Rocks and minerals surround the subsurface microbial habitat, yet mineralogy and rock chemistry are rarely considered when characterizing microbial diversity and the microbial ecosystem. Using laboratory biofilm reactors with both a pure culture of Thiothrix unzii and a mixed environmental sulfur-metabolizing community we found that the combination of buffering-capacity, cell wall electronegativity, nutrient content of the rock, and competitive exclusion of some populations control biomass density, α-diversity (local diversity), and β-diversity (global diversity) of the attached communities on mineral and rock surfaces. This suggests that different populations are better adapted to, and more competitive on, specific rock types.
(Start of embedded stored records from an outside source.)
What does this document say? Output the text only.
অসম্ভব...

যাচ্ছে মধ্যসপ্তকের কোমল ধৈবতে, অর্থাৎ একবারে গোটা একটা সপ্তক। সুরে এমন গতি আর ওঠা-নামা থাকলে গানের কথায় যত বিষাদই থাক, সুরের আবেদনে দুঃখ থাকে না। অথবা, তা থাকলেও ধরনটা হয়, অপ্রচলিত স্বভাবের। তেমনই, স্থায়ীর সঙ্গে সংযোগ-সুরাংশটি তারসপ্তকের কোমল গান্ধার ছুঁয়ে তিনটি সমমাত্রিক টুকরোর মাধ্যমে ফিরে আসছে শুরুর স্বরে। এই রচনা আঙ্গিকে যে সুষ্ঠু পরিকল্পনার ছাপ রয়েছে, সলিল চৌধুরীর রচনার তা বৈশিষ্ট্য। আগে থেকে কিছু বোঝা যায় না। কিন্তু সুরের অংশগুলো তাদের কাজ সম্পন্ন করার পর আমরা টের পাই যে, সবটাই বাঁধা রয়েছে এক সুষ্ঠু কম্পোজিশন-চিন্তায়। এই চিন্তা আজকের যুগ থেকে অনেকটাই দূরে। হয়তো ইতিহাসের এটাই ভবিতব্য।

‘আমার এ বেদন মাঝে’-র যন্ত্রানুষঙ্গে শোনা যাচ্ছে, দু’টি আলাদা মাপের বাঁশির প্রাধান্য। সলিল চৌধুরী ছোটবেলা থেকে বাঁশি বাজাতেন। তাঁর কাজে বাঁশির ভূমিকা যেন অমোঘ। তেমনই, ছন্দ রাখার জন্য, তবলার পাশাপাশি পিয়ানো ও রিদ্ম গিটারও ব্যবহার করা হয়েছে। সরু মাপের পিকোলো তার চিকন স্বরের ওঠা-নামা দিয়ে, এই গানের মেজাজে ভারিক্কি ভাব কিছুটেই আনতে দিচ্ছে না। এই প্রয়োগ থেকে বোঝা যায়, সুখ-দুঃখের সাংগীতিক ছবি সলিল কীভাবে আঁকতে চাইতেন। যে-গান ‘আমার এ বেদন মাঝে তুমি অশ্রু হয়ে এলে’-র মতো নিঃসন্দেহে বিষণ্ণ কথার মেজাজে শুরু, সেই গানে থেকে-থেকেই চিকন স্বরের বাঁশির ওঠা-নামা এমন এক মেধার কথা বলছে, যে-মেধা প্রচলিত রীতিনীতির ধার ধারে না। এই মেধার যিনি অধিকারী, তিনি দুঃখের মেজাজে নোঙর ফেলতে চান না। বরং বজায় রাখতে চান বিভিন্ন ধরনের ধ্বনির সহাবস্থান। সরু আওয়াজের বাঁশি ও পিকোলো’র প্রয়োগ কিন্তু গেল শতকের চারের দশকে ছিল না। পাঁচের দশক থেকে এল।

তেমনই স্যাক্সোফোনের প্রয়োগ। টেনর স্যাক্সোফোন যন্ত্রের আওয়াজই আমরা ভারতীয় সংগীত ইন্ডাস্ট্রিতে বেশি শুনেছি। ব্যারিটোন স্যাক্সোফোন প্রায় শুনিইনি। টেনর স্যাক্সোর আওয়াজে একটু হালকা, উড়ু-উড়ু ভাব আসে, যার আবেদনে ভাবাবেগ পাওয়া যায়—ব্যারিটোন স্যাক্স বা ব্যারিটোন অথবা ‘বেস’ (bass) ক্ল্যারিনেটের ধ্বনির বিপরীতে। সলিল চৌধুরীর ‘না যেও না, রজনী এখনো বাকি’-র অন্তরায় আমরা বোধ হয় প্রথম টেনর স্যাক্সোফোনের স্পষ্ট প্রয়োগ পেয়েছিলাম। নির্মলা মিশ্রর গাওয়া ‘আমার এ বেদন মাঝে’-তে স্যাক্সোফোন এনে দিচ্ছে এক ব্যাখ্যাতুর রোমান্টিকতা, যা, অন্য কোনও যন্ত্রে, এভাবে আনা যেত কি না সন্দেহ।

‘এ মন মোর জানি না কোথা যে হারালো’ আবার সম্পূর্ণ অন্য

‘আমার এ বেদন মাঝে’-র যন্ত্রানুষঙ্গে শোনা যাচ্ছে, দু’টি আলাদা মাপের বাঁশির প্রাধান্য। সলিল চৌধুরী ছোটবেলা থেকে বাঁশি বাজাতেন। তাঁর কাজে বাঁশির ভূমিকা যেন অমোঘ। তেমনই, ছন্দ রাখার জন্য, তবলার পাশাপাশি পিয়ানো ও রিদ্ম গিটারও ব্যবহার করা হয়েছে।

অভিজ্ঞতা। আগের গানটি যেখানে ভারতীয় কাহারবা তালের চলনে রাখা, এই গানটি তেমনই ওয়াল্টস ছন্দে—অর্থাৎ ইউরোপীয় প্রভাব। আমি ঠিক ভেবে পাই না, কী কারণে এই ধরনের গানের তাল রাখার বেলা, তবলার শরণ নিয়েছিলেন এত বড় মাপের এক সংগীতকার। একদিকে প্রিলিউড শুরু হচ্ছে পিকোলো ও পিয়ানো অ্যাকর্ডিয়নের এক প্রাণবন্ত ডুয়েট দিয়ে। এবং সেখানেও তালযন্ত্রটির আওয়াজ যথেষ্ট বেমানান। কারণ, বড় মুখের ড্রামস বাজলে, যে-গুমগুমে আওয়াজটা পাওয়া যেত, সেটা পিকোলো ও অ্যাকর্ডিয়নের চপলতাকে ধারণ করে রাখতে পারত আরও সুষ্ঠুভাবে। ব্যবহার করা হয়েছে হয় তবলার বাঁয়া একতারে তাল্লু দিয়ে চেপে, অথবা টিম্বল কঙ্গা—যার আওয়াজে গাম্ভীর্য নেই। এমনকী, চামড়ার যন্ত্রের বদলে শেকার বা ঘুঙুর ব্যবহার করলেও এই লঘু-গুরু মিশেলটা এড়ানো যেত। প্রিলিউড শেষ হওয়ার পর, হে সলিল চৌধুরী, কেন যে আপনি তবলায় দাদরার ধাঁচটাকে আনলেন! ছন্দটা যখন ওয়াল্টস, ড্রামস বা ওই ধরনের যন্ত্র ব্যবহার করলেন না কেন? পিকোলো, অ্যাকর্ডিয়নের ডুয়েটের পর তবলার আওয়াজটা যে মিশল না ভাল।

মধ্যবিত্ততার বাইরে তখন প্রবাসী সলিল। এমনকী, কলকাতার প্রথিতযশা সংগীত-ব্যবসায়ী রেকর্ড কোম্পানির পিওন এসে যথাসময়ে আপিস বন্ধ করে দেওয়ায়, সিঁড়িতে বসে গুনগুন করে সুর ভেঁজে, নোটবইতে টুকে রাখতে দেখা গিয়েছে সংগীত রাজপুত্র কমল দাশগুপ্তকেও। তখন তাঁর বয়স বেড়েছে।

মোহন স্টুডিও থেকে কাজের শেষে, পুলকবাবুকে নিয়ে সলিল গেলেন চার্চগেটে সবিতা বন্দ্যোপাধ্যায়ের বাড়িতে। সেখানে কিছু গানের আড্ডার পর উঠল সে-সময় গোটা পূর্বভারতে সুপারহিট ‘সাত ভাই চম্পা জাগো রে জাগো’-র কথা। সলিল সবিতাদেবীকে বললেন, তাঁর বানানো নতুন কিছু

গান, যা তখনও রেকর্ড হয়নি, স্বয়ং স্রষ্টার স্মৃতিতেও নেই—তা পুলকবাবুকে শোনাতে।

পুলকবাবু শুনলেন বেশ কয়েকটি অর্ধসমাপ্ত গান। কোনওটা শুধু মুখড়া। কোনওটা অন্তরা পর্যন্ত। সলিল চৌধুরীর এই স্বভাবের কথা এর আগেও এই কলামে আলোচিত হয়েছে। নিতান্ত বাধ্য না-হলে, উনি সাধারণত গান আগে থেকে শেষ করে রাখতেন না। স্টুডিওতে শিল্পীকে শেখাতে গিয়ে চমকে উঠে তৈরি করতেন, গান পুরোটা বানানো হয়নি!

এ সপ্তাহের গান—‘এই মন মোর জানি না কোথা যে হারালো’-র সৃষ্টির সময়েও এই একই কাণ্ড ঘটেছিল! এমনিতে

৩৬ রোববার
The primary influence on rock/mineral colonization by sulfur-oxidizing organisms is the acid-buffering capacity of the mineral substratum, with neutrophiles preferentially colonizing highly buffering carbonate rocks, while acidophiles select nonbuffering quartz. Beyond chemical controls, Thiothrix (often found in mid-ocean ridge environments) demonstrates an affinity for basalt, where it excludes other sulfur-oxidizers. A pure culture of T. unzii preferentially colonizes carbonates while all very closely related Thiothrix spp. are excluded from these same rock samples in a mixed culture. We report here experimental evidence that microorganisms colonize rock surfaces according to the rock's chemistry and the organism's metabolic requirements and tolerances. These results suggest that adaptations to specific rocks are retained even when the organism is displaced in time and space from an ancestral rock habitat.